Hoping to purchase the C200 over the coming few months and in prep I've been playing around with some footage and the cinema raw development software. I'm on a PC and the only codec option for output file is DPX, no prores or anything else are we limited on PC in what we can process Raw lite into?

Thanks

John.

If you work at Avid MC then you can link a raw light with AMA plugin from Canon, like video (MC 8.5), and transcode this linked file to DNxHR (UHD/4K). I have MC 8.4, so I can't test this workflow.
 
I can't seem to set individual white balance values. whatever white I apply goes to all clips.
What am I doing wrong?
 
Hello guys, a silly question : can the C200 record in Full HD into SD cards, just as a menu option, because the manual says examples and info about it just with SDI signal or proxies. I'm interested to use the camera in Full HD just like the C100. Thanks!
 
Hello guys, a silly question : can the C200 record in Full HD into SD cards, just as a menu option, because the manual says examples and info about it just with SDI signal or proxies. I'm interested to use the camera in Full HD just like the C100. Thanks!

Yes
 
Hello guys, a silly question : can the C200 record in Full HD into SD cards, just as a menu option, because the manual says examples and info about it just with SDI signal or proxies. I'm interested to use the camera in Full HD just like the C100. Thanks!
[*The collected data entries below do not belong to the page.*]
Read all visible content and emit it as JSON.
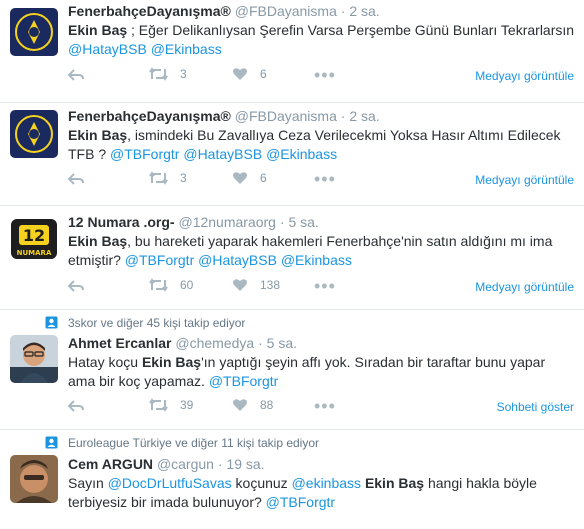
{
  "tweets": [
    {
      "name": "FenerbahçeDayanışma®",
      "handle": "@FBDayanisma",
      "dot": "·",
      "time": "2 sa.",
      "text_1": "Ekin Baş",
      "text_2": " ; Eğer Delikanlıysan Şerefin Varsa Perşembe Günü Bunları Tekrarlarsın ",
      "mention_1": "@HatayBSB",
      "space": " ",
      "mention_2": "@Ekinbass",
      "retweets": "3",
      "likes": "6",
      "right_link": "Medyayı görüntüle"
    },
    {
      "name": "FenerbahçeDayanışma®",
      "handle": "@FBDayanisma",
      "dot": "·",
      "time": "2 sa.",
      "text_1": "Ekin Baş",
      "text_2": ", ismindeki Bu Zavallıya Ceza Verilecekmi Yoksa Hasır Altımı Edilecek TFB ? ",
      "mention_1": "@TBForgtr",
      "mention_2": "@HatayBSB",
      "mention_3": "@Ekinbass",
      "retweets": "3",
      "likes": "6",
      "right_link": "Medyayı görüntüle"
    },
    {
      "name": "12 Numara .org-",
      "handle": "@12numaraorg",
      "dot": "·",
      "time": "5 sa.",
      "text_1": "Ekin Baş",
      "text_2": ", bu hareketi yaparak hakemleri Fenerbahçe'nin satın aldığını mı ima etmiştir? ",
      "mention_1": "@TBForgtr",
      "mention_2": "@HatayBSB",
      "mention_3": "@Ekinbass",
      "retweets": "60",
      "likes": "138",
      "right_link": "Medyayı görüntüle",
      "avatar_text": "12",
      "avatar_subtext": "NUMARA"
    },
    {
      "context": "3skor ve diğer 45 kişi takip ediyor",
      "name": "Ahmet Ercanlar",
      "handle": "@chemedya",
      "dot": "·",
      "time": "5 sa.",
      "text_1": "Hatay koçu ",
      "text_bold": "Ekin Baş",
      "text_2": "'ın yaptığı şeyin affı yok. Sıradan bir taraftar bunu yapar ama bir koç yapamaz. ",
      "mention_1": "@TBForgtr",
      "retweets": "39",
      "likes": "88",
      "right_link": "Sohbeti göster"
    },
    {
      "context": "Euroleague Türkiye ve diğer 11 kişi takip ediyor",
      "name": "Cem ARGUN",
      "handle": "@cargun",
      "dot": "·",
      "time": "19 sa.",
      "text_1": "Sayın ",
      "mention_1": "@DocDrLutfuSavas",
      "text_2": " koçunuz ",
      "mention_2": "@ekinbass",
      "text_bold": "Ekin Baş",
      "text_3": " hangi hakla böyle terbiyesiz bir imada bulunuyor? ",
      "mention_3": "@TBForgtr"
    }
  ],
  "colors": {
    "accent": "#1b95e0",
    "muted": "#8899a6",
    "divider": "#e1e8ed",
    "fb_navy": "#1b2a5e",
    "fb_yellow": "#f6d21e"
  }
}
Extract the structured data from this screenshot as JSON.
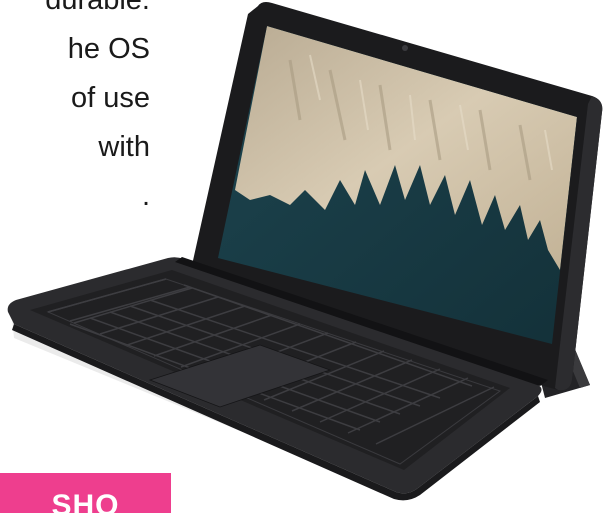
{
  "copy": {
    "lines": [
      "durable.",
      "he OS",
      "of use",
      "with",
      "."
    ]
  },
  "cta": {
    "label": "SHO"
  },
  "product": {
    "icon": "tablet-with-keyboard-icon"
  },
  "colors": {
    "cta_background": "#ee3e8e",
    "text": "#1a1a1a",
    "device_frame": "#1b1b1d",
    "keyboard": "#2a2a2c",
    "screen_water": "#1f4a55",
    "screen_land": "#cdbfa6"
  }
}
One of the first C200 shoots I did was with my C100 as b camera, both shooting at 1080. Works fine and in WDR, they were both relatively close as far as color correction.
 
@puredrifting, what about detail/sharpness ? I've heard C200 is not as good as C100 mark II in 1080p mode.
 
@puredrifting, what about detail/sharpness ? I've heard C200 is not as good as C100 mark II in 1080p mode.

I didn't eyeball it carefully as I didn't edit it but in the final cut, I didn't notice any big difference between the two.
 
When do you shot in RAW Light with C200, the LCD screen and EVF shows "Log" colors? Or they're covered by REC709 like LUT? How it works?
 
When do you shot in RAW Light with C200, the LCD screen and EVF shows "Log" colors? Or they're covered by REC709 like LUT? How it works?

Both are options. You can choose to view the log directly or you can apply a REC.709 LUT to it. The waveform monitor always shows the log regardless of LUT setting.
 
How does the canon c300 mk 2 with the Production camera profile combined with Arri’s Rec. 709 conversion LUT in post match up the c200?